# Köder-Dreibein



## Tino (12. Februar 2017)

Hallo an alle

Wäre schön wenn ihr hier eure Köderdreibeine reinstellen würdet.

Eigenbauten und oder Verbesserungen bei einem gekauften sollen hier auch rein.

Ich baue meines diese Woche komplett neu. Basis wird dafür nen Fotostativ sein.
Alles weitere kommt dann natürlich auch mit Bildern.

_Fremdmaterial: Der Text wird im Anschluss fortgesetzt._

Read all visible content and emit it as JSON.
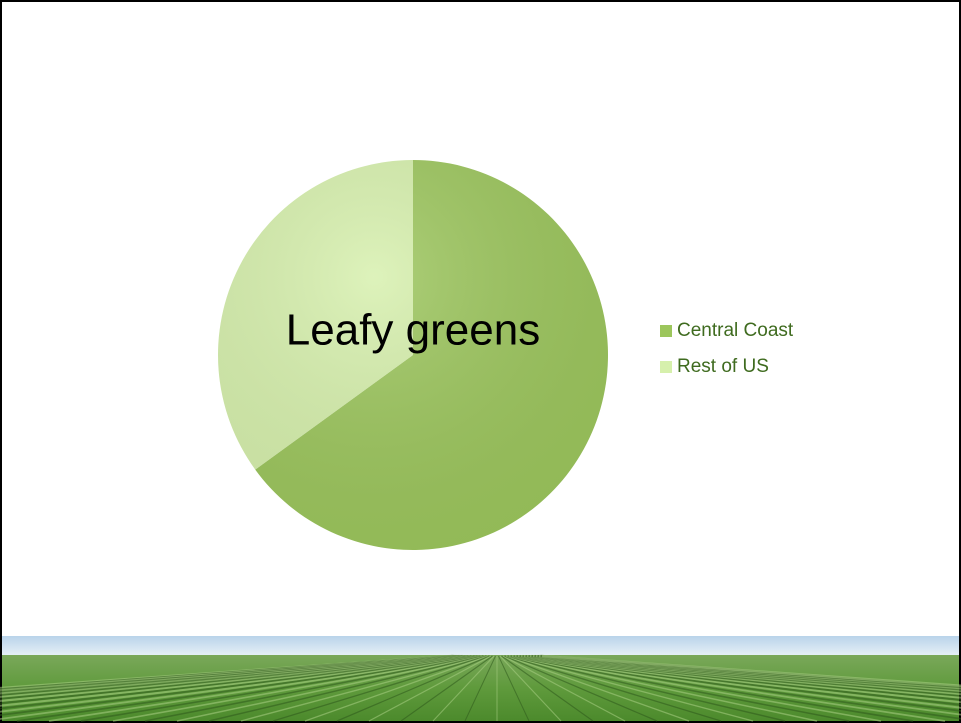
{
  "chart_data": {
    "type": "pie",
    "title": "Leafy greens",
    "categories": [
      "Central Coast",
      "Rest of US"
    ],
    "values": [
      65,
      35
    ],
    "colors": [
      "#9cc65c",
      "#d6f0ac"
    ],
    "legend": "right"
  }
}
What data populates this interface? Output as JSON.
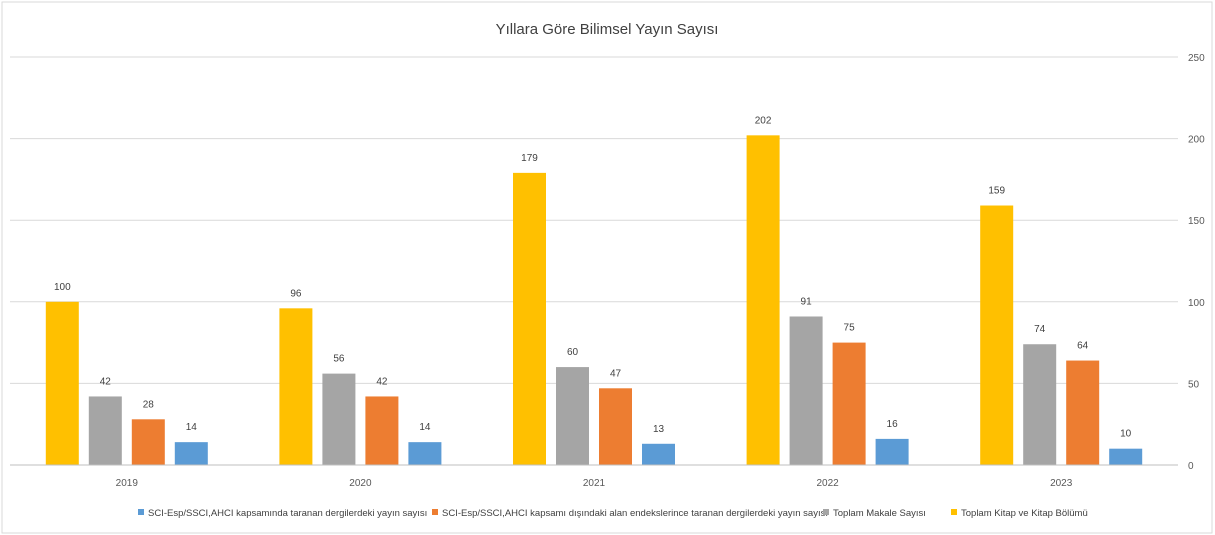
{
  "chart_data": {
    "type": "bar",
    "title": "Yıllara Göre Bilimsel Yayın Sayısı",
    "categories": [
      "2019",
      "2020",
      "2021",
      "2022",
      "2023"
    ],
    "series": [
      {
        "name": "Toplam Kitap ve Kitap Bölümü",
        "color": "#FFC000",
        "values": [
          100,
          96,
          179,
          202,
          159
        ]
      },
      {
        "name": "Toplam Makale Sayısı",
        "color": "#A5A5A5",
        "values": [
          42,
          56,
          60,
          91,
          74
        ]
      },
      {
        "name": "SCI-Esp/SSCI,AHCI kapsamı dışındaki alan endekslerince taranan dergilerdeki yayın sayısı",
        "color": "#ED7D31",
        "values": [
          28,
          42,
          47,
          75,
          64
        ]
      },
      {
        "name": "SCI-Esp/SSCI,AHCI kapsamında taranan dergilerdeki yayın sayısı",
        "color": "#5B9BD5",
        "values": [
          14,
          14,
          13,
          16,
          10
        ]
      }
    ],
    "legend_order": [
      3,
      2,
      1,
      0
    ],
    "y_ticks": [
      "0",
      "50",
      "100",
      "150",
      "200",
      "250"
    ],
    "ylim": [
      0,
      250
    ],
    "y_axis_side": "right",
    "grid": true,
    "legend_position": "bottom"
  }
}
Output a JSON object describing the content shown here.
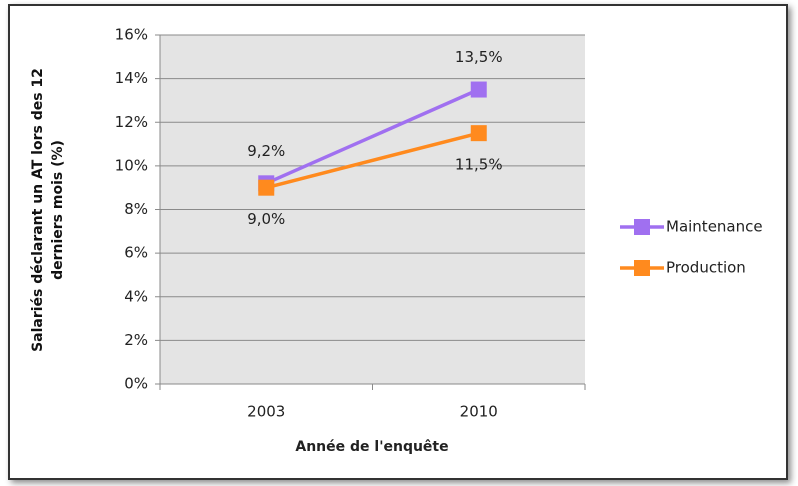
{
  "chart_data": {
    "type": "line",
    "y_axis_label": "Salariés déclarant un AT lors des 12 derniers mois (%)",
    "x_axis_label": "Année de l'enquête",
    "categories": [
      "2003",
      "2010"
    ],
    "series": [
      {
        "name": "Maintenance",
        "color": "#a070f0",
        "values": [
          9.2,
          13.5
        ],
        "value_labels": [
          "9,2%",
          "13,5%"
        ]
      },
      {
        "name": "Production",
        "color": "#ff8a1e",
        "values": [
          9.0,
          11.5
        ],
        "value_labels": [
          "9,0%",
          "11,5%"
        ]
      }
    ],
    "ylim": [
      0,
      16
    ],
    "yticks": [
      {
        "value": 0,
        "label": "0%"
      },
      {
        "value": 2,
        "label": "2%"
      },
      {
        "value": 4,
        "label": "4%"
      },
      {
        "value": 6,
        "label": "6%"
      },
      {
        "value": 8,
        "label": "8%"
      },
      {
        "value": 10,
        "label": "10%"
      },
      {
        "value": 12,
        "label": "12%"
      },
      {
        "value": 14,
        "label": "14%"
      },
      {
        "value": 16,
        "label": "16%"
      }
    ],
    "grid": true,
    "legend": "right"
  }
}
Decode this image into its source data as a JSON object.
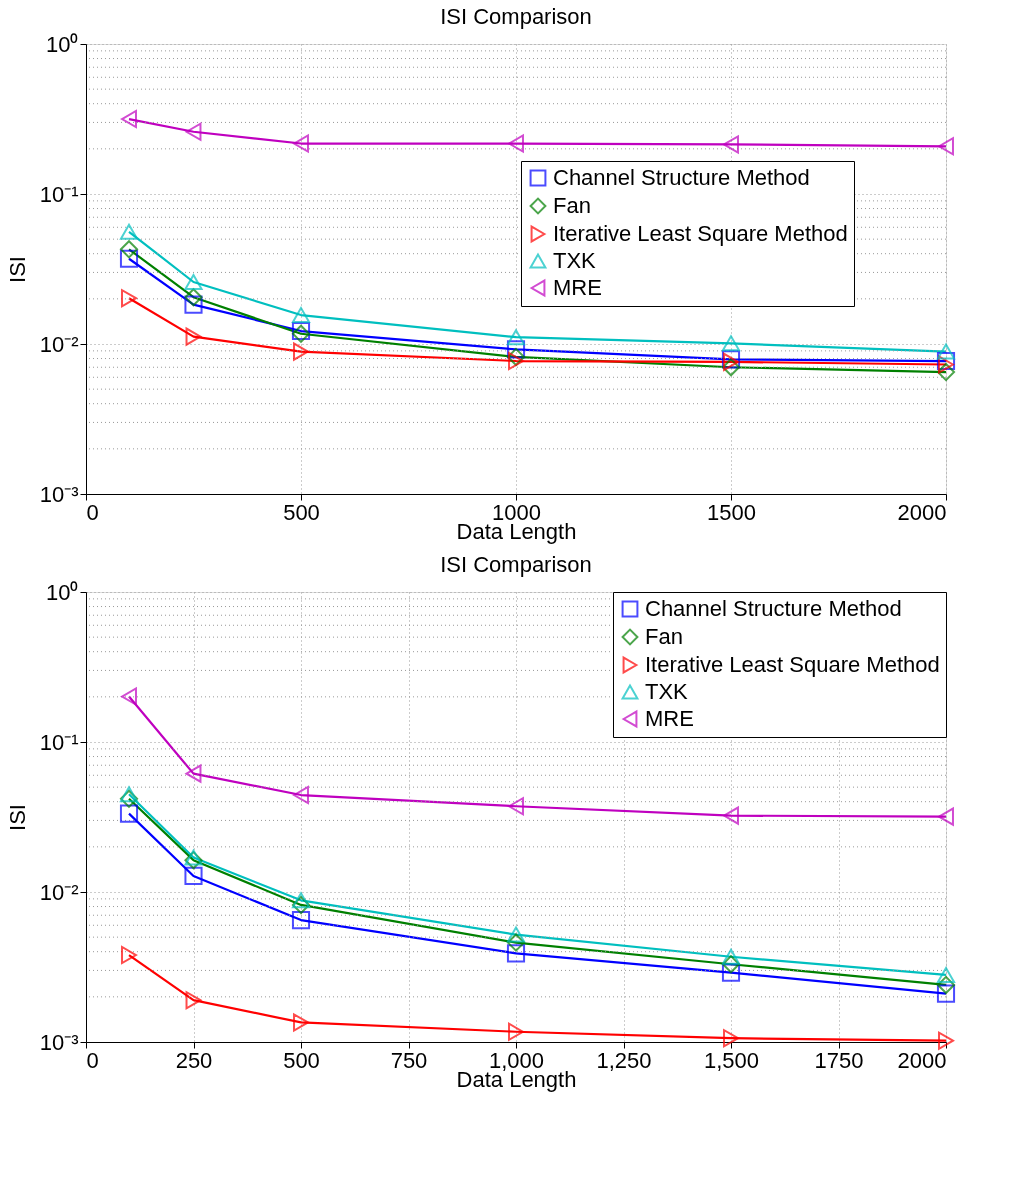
{
  "chart_data": [
    {
      "type": "line",
      "title": "ISI Comparison",
      "xlabel": "Data Length",
      "ylabel": "ISI",
      "log": "y",
      "grid": true,
      "legend": "right",
      "line_style": "solid",
      "xlim": [
        0,
        2000
      ],
      "xticks": [
        0,
        500,
        1000,
        1500,
        2000
      ],
      "ylim": [
        0.001,
        1
      ],
      "yticks": [
        {
          "value": 0.001,
          "label": "10⁻³"
        },
        {
          "value": 0.01,
          "label": "10⁻²"
        },
        {
          "value": 0.1,
          "label": "10⁻¹"
        },
        {
          "value": 1,
          "label": "10⁰"
        }
      ],
      "x": [
        100,
        250,
        500,
        1000,
        1500,
        2000
      ],
      "series": [
        {
          "name": "Channel Structure Method",
          "color": "#0000ff",
          "marker": "square",
          "values": [
            0.037,
            0.0183,
            0.0122,
            0.0092,
            0.0079,
            0.0077
          ]
        },
        {
          "name": "Fan",
          "color": "#008000",
          "marker": "diamond",
          "values": [
            0.0428,
            0.0205,
            0.0117,
            0.0082,
            0.007,
            0.0065
          ]
        },
        {
          "name": "Iterative Least Square Method",
          "color": "#ff0000",
          "marker": "triangle-right",
          "values": [
            0.0202,
            0.0112,
            0.0089,
            0.0077,
            0.0076,
            0.0073
          ]
        },
        {
          "name": "TXK",
          "color": "#00bfbf",
          "marker": "triangle-up",
          "values": [
            0.056,
            0.0259,
            0.0156,
            0.0111,
            0.0101,
            0.0089
          ]
        },
        {
          "name": "MRE",
          "color": "#bf00bf",
          "marker": "triangle-left",
          "values": [
            0.316,
            0.26,
            0.217,
            0.217,
            0.214,
            0.208
          ]
        }
      ]
    },
    {
      "type": "line",
      "title": "ISI Comparison",
      "xlabel": "Data Length",
      "ylabel": "ISI",
      "log": "y",
      "grid": true,
      "legend": "top right",
      "line_style": "solid",
      "xlim": [
        0,
        2000
      ],
      "xticks": [
        0,
        250,
        500,
        750,
        {
          "value": 1000,
          "label": "1,000"
        },
        {
          "value": 1250,
          "label": "1,250"
        },
        {
          "value": 1500,
          "label": "1,500"
        },
        1750,
        2000
      ],
      "ylim": [
        0.001,
        1
      ],
      "yticks": [
        {
          "value": 0.001,
          "label": "10⁻³"
        },
        {
          "value": 0.01,
          "label": "10⁻²"
        },
        {
          "value": 0.1,
          "label": "10⁻¹"
        },
        {
          "value": 1,
          "label": "10⁰"
        }
      ],
      "x": [
        100,
        250,
        500,
        1000,
        1500,
        2000
      ],
      "series": [
        {
          "name": "Channel Structure Method",
          "color": "#0000ff",
          "marker": "square",
          "values": [
            0.0333,
            0.0128,
            0.0065,
            0.0039,
            0.0029,
            0.0021
          ]
        },
        {
          "name": "Fan",
          "color": "#008000",
          "marker": "diamond",
          "values": [
            0.0418,
            0.0163,
            0.0082,
            0.0046,
            0.0033,
            0.0024
          ]
        },
        {
          "name": "Iterative Least Square Method",
          "color": "#ff0000",
          "marker": "triangle-right",
          "values": [
            0.0038,
            0.0019,
            0.00135,
            0.00117,
            0.00106,
            0.00102
          ]
        },
        {
          "name": "TXK",
          "color": "#00bfbf",
          "marker": "triangle-up",
          "values": [
            0.0449,
            0.017,
            0.0088,
            0.0052,
            0.0037,
            0.0028
          ]
        },
        {
          "name": "MRE",
          "color": "#bf00bf",
          "marker": "triangle-left",
          "values": [
            0.201,
            0.0615,
            0.0443,
            0.0373,
            0.0323,
            0.0318
          ]
        }
      ]
    }
  ]
}
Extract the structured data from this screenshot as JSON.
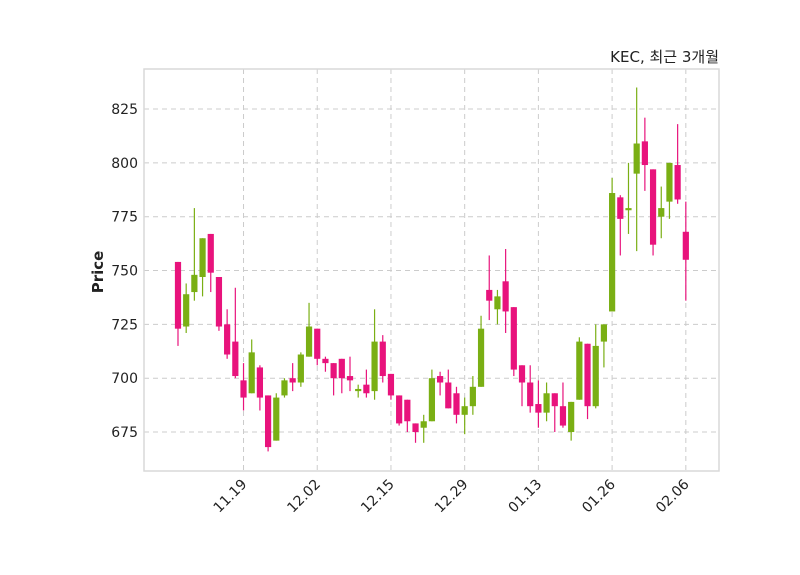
{
  "chart_data": {
    "type": "candlestick",
    "title": "KEC, 최근 3개월",
    "xlabel": "",
    "ylabel": "Price",
    "ylim": [
      656.9,
      843.6
    ],
    "xlim": [
      -4.15,
      66.05
    ],
    "grid": true,
    "yticks": [
      675,
      700,
      725,
      750,
      775,
      800,
      825
    ],
    "xticks": [
      {
        "index": 8,
        "label": "11.19"
      },
      {
        "index": 17,
        "label": "12.02"
      },
      {
        "index": 26,
        "label": "12.15"
      },
      {
        "index": 35,
        "label": "12.29"
      },
      {
        "index": 44,
        "label": "01.13"
      },
      {
        "index": 53,
        "label": "01.26"
      },
      {
        "index": 62,
        "label": "02.06"
      }
    ],
    "colors": {
      "up": "#7aaf14",
      "down": "#e8137c",
      "grid": "#cccccc"
    },
    "ohlc": [
      [
        754,
        754,
        715,
        723
      ],
      [
        724,
        744,
        721,
        739
      ],
      [
        740,
        779,
        736,
        748
      ],
      [
        747,
        765,
        738,
        765
      ],
      [
        767,
        767,
        740,
        749
      ],
      [
        747,
        747,
        722,
        724
      ],
      [
        725,
        732,
        709,
        711
      ],
      [
        717,
        742,
        700,
        701
      ],
      [
        699,
        707,
        685,
        691
      ],
      [
        693,
        718,
        693,
        712
      ],
      [
        705,
        706,
        685,
        691
      ],
      [
        692,
        692,
        666,
        668
      ],
      [
        671,
        693,
        671,
        691
      ],
      [
        692,
        700,
        691,
        699
      ],
      [
        700,
        707,
        694,
        698
      ],
      [
        698,
        712,
        696,
        711
      ],
      [
        710,
        735,
        710,
        724
      ],
      [
        723,
        723,
        706,
        709
      ],
      [
        709,
        710,
        703,
        707
      ],
      [
        707,
        707,
        692,
        700
      ],
      [
        709,
        709,
        693,
        700
      ],
      [
        701,
        710,
        694,
        699
      ],
      [
        694,
        697,
        691,
        695
      ],
      [
        697,
        704,
        691,
        693
      ],
      [
        694,
        732,
        690,
        717
      ],
      [
        717,
        720,
        698,
        701
      ],
      [
        702,
        702,
        690,
        692
      ],
      [
        692,
        692,
        678,
        679
      ],
      [
        690,
        690,
        675,
        680
      ],
      [
        679,
        679,
        670,
        675
      ],
      [
        677,
        683,
        670,
        680
      ],
      [
        680,
        704,
        680,
        700
      ],
      [
        701,
        703,
        692,
        698
      ],
      [
        698,
        704,
        686,
        686
      ],
      [
        693,
        696,
        679,
        683
      ],
      [
        683,
        691,
        674,
        687
      ],
      [
        687,
        701,
        683,
        696
      ],
      [
        696,
        729,
        696,
        723
      ],
      [
        741,
        757,
        727,
        736
      ],
      [
        732,
        741,
        725,
        738
      ],
      [
        745,
        760,
        721,
        731
      ],
      [
        733,
        733,
        701,
        704
      ],
      [
        706,
        706,
        687,
        698
      ],
      [
        698,
        706,
        684,
        687
      ],
      [
        688,
        699,
        677,
        684
      ],
      [
        684,
        698,
        680,
        693
      ],
      [
        693,
        693,
        675,
        687
      ],
      [
        687,
        698,
        677,
        678
      ],
      [
        675,
        689,
        671,
        689
      ],
      [
        690,
        719,
        690,
        717
      ],
      [
        716,
        716,
        681,
        687
      ],
      [
        687,
        725,
        686,
        715
      ],
      [
        717,
        725,
        705,
        725
      ],
      [
        731,
        793,
        731,
        786
      ],
      [
        784,
        785,
        757,
        774
      ],
      [
        778,
        800,
        767,
        779
      ],
      [
        795,
        835,
        759,
        809
      ],
      [
        810,
        821,
        787,
        799
      ],
      [
        797,
        797,
        757,
        762
      ],
      [
        775,
        789,
        765,
        779
      ],
      [
        782,
        800,
        774,
        800
      ],
      [
        799,
        818,
        781,
        783
      ],
      [
        768,
        782,
        736,
        755
      ]
    ]
  }
}
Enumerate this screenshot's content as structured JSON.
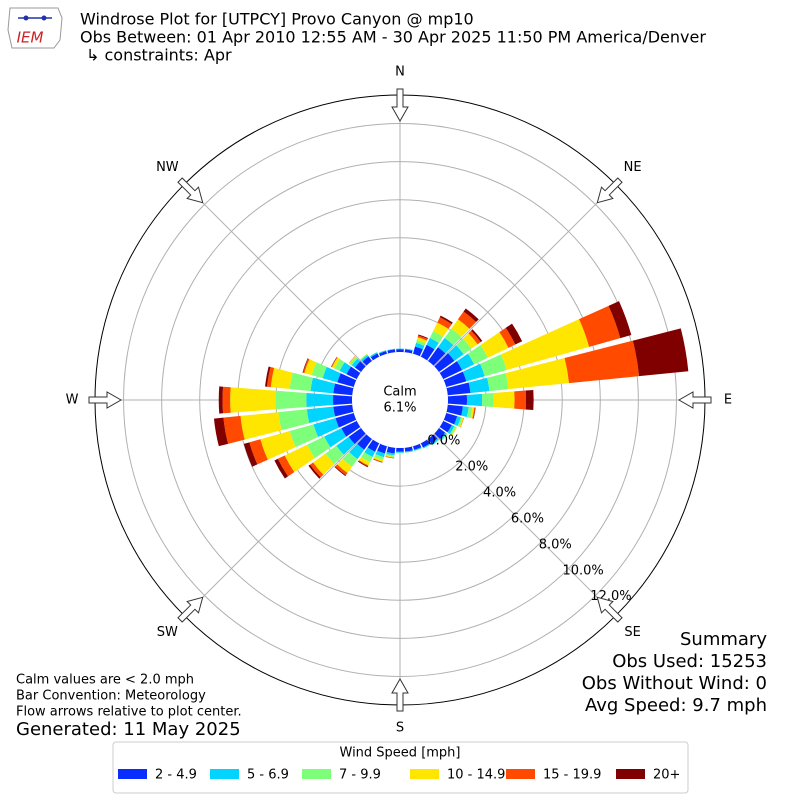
{
  "chart_data": {
    "type": "windrose",
    "title_lines": [
      "Windrose Plot for [UTPCY] Provo Canyon @ mp10",
      "Obs Between: 01 Apr 2010 12:55 AM - 30 Apr 2025 11:50 PM America/Denver",
      "↳ constraints: Apr"
    ],
    "logo_text": "IEM",
    "compass_labels": [
      "N",
      "NE",
      "E",
      "SE",
      "S",
      "SW",
      "W",
      "NW"
    ],
    "calm_label": "Calm",
    "calm_value": {
      "value": 6.1,
      "label": "6.1%"
    },
    "directions": [
      0,
      10,
      20,
      30,
      40,
      50,
      60,
      70,
      80,
      90,
      100,
      110,
      120,
      130,
      140,
      150,
      160,
      170,
      180,
      190,
      200,
      210,
      220,
      230,
      240,
      250,
      260,
      270,
      280,
      290,
      300,
      310,
      320,
      330,
      340,
      350
    ],
    "rlim": [
      0,
      13.5
    ],
    "rticks": [
      {
        "value": 0,
        "label": "0.0%"
      },
      {
        "value": 2,
        "label": "2.0%"
      },
      {
        "value": 4,
        "label": "4.0%"
      },
      {
        "value": 6,
        "label": "6.0%"
      },
      {
        "value": 8,
        "label": "8.0%"
      },
      {
        "value": 10,
        "label": "10.0%"
      },
      {
        "value": 12,
        "label": "12.0%"
      }
    ],
    "grid": true,
    "legend_title": "Wind Speed [mph]",
    "series": [
      {
        "name": "2 - 4.9",
        "color": "#0a2dff",
        "values": [
          0.15,
          0.15,
          0.4,
          0.7,
          0.9,
          1.0,
          1.1,
          1.1,
          1.2,
          1.0,
          0.8,
          0.6,
          0.5,
          0.4,
          0.3,
          0.25,
          0.2,
          0.2,
          0.2,
          0.3,
          0.4,
          0.5,
          0.7,
          0.8,
          0.9,
          1.0,
          1.0,
          1.0,
          1.0,
          0.9,
          0.6,
          0.4,
          0.3,
          0.2,
          0.15,
          0.15
        ]
      },
      {
        "name": "5 - 6.9",
        "color": "#00d4ff",
        "values": [
          0.03,
          0.04,
          0.2,
          0.4,
          0.6,
          0.6,
          0.7,
          1.0,
          1.0,
          0.8,
          0.3,
          0.2,
          0.15,
          0.1,
          0.08,
          0.05,
          0.05,
          0.05,
          0.05,
          0.1,
          0.2,
          0.3,
          0.6,
          0.8,
          1.0,
          1.2,
          1.4,
          1.4,
          1.2,
          0.8,
          0.4,
          0.2,
          0.1,
          0.06,
          0.04,
          0.03
        ]
      },
      {
        "name": "7 - 9.9",
        "color": "#7dff7a",
        "values": [
          0,
          0.01,
          0.15,
          0.4,
          0.6,
          0.5,
          0.8,
          1.2,
          1.0,
          0.6,
          0.2,
          0.1,
          0.1,
          0.05,
          0.03,
          0.02,
          0.02,
          0.02,
          0.02,
          0.08,
          0.15,
          0.3,
          0.5,
          0.7,
          1.0,
          1.3,
          1.5,
          1.6,
          1.1,
          0.6,
          0.3,
          0.12,
          0.05,
          0.02,
          0.01,
          0.01
        ]
      },
      {
        "name": "10 - 14.9",
        "color": "#ffe600",
        "values": [
          0,
          0,
          0.15,
          0.5,
          0.6,
          0.4,
          1.2,
          4.5,
          3.2,
          1.1,
          0.1,
          0.05,
          0.05,
          0,
          0,
          0,
          0,
          0,
          0.01,
          0.05,
          0.1,
          0.2,
          0.4,
          0.8,
          1.3,
          1.6,
          2.0,
          2.4,
          1.0,
          0.4,
          0.15,
          0.05,
          0.02,
          0,
          0,
          0
        ]
      },
      {
        "name": "15 - 19.9",
        "color": "#ff4a00",
        "values": [
          0,
          0,
          0.1,
          0.3,
          0.5,
          0.2,
          0.4,
          1.7,
          3.7,
          0.6,
          0.05,
          0.02,
          0,
          0,
          0,
          0,
          0,
          0,
          0,
          0.02,
          0.03,
          0.05,
          0.15,
          0.2,
          0.4,
          0.6,
          0.9,
          0.4,
          0.2,
          0.07,
          0.03,
          0.02,
          0,
          0,
          0,
          0
        ]
      },
      {
        "name": "20+",
        "color": "#800000",
        "values": [
          0,
          0,
          0.05,
          0.1,
          0.2,
          0.1,
          0.4,
          0.6,
          2.6,
          0.4,
          0.02,
          0,
          0,
          0,
          0,
          0,
          0,
          0,
          0,
          0.01,
          0.02,
          0.05,
          0.05,
          0.1,
          0.2,
          0.3,
          0.5,
          0.2,
          0.1,
          0.03,
          0.02,
          0,
          0,
          0,
          0,
          0
        ]
      }
    ],
    "summary_lines": [
      "Summary",
      "Obs Used: 15253",
      "Obs Without Wind: 0",
      "Avg Speed: 9.7 mph"
    ],
    "notes": [
      "Calm values are < 2.0 mph",
      "Bar Convention: Meteorology",
      "Flow arrows relative to plot center."
    ],
    "generated": "Generated: 11 May 2025"
  }
}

Bin gespannt was ihr so gebaut habt.


----------



## familienvater (12. Februar 2017)

*AW: Köder-Dreibein*

Hallo ,würde mich auch intressieren . Bin auf der Suche nach einem günstigen Dreibein mit möglichst kleinem Packmaß . Da ich es nur einmal pro Jahr im Urlaub verwende . Habe mir ein günstiges "Klappergestell" gekauft und will es evtl verbessern  oder mir selber eins bauen . Daher wäre ich über jeden Tip bzw Bauanleitung dankbar .
Dickes Petri vom
familienvater #h#h#h


----------



## Tino (12. Februar 2017)

*AW: Köder-Dreibein*

Für einmal im Jahr würde ich ne Köderbox vom Feederangeln nehmen ,die man auf nen Bankstick schrauben kann.


----------



## DER MÄCHTIGE (12. Februar 2017)

*AW: Köder-Dreibein*

Moinsen
Einfach ein fotostativ vom Flohmarkt wenn geht mit passender platte .
Platte mit va nieten an eine schraubenbox mit Deckel  oder eine schachtel aus dem angelzubehör ohne Einteilung befestigen   fertig 

Vieleicht seitlich noch ein paar haken für ersatzvorfächer 

Und wichtig an einem Bein ein Stück heizrohrisolierung für die lange ködernadel reinpieksen und gut hält immer aus jeder Richtung 


Liebe grüße aus dem norden #h#h#h


----------



## JottU (12. Februar 2017)

*AW: Köder-Dreibein*

Was nicht alles gibt.|bigeyes
Gut mit Meeres angeln hab ich nun auch nicht so Erfahrung,daher musste ich die Tante fragen.|kopfkrat
https://www.youtube.com/watch?v=e3MreYyb9lc


----------



## Hering 58 (13. Februar 2017)

*AW: Köder-Dreibein*

Ich habe dies hier http://www.angelsport.de/kogha-feeder-meeresangler-dreibein_0154036.html


----------



## Tino (15. Februar 2017)

*AW: Köder-Dreibein*

Hier ein paar Bilder von meinem neuen Köder Dreibein 

Der Arm mit der Köder Plattform wird aber am Brandungsdreibein 
montiert, da es am Köder Dreibein zu schwer wird, wenn in allen Boxen Köder liegen. 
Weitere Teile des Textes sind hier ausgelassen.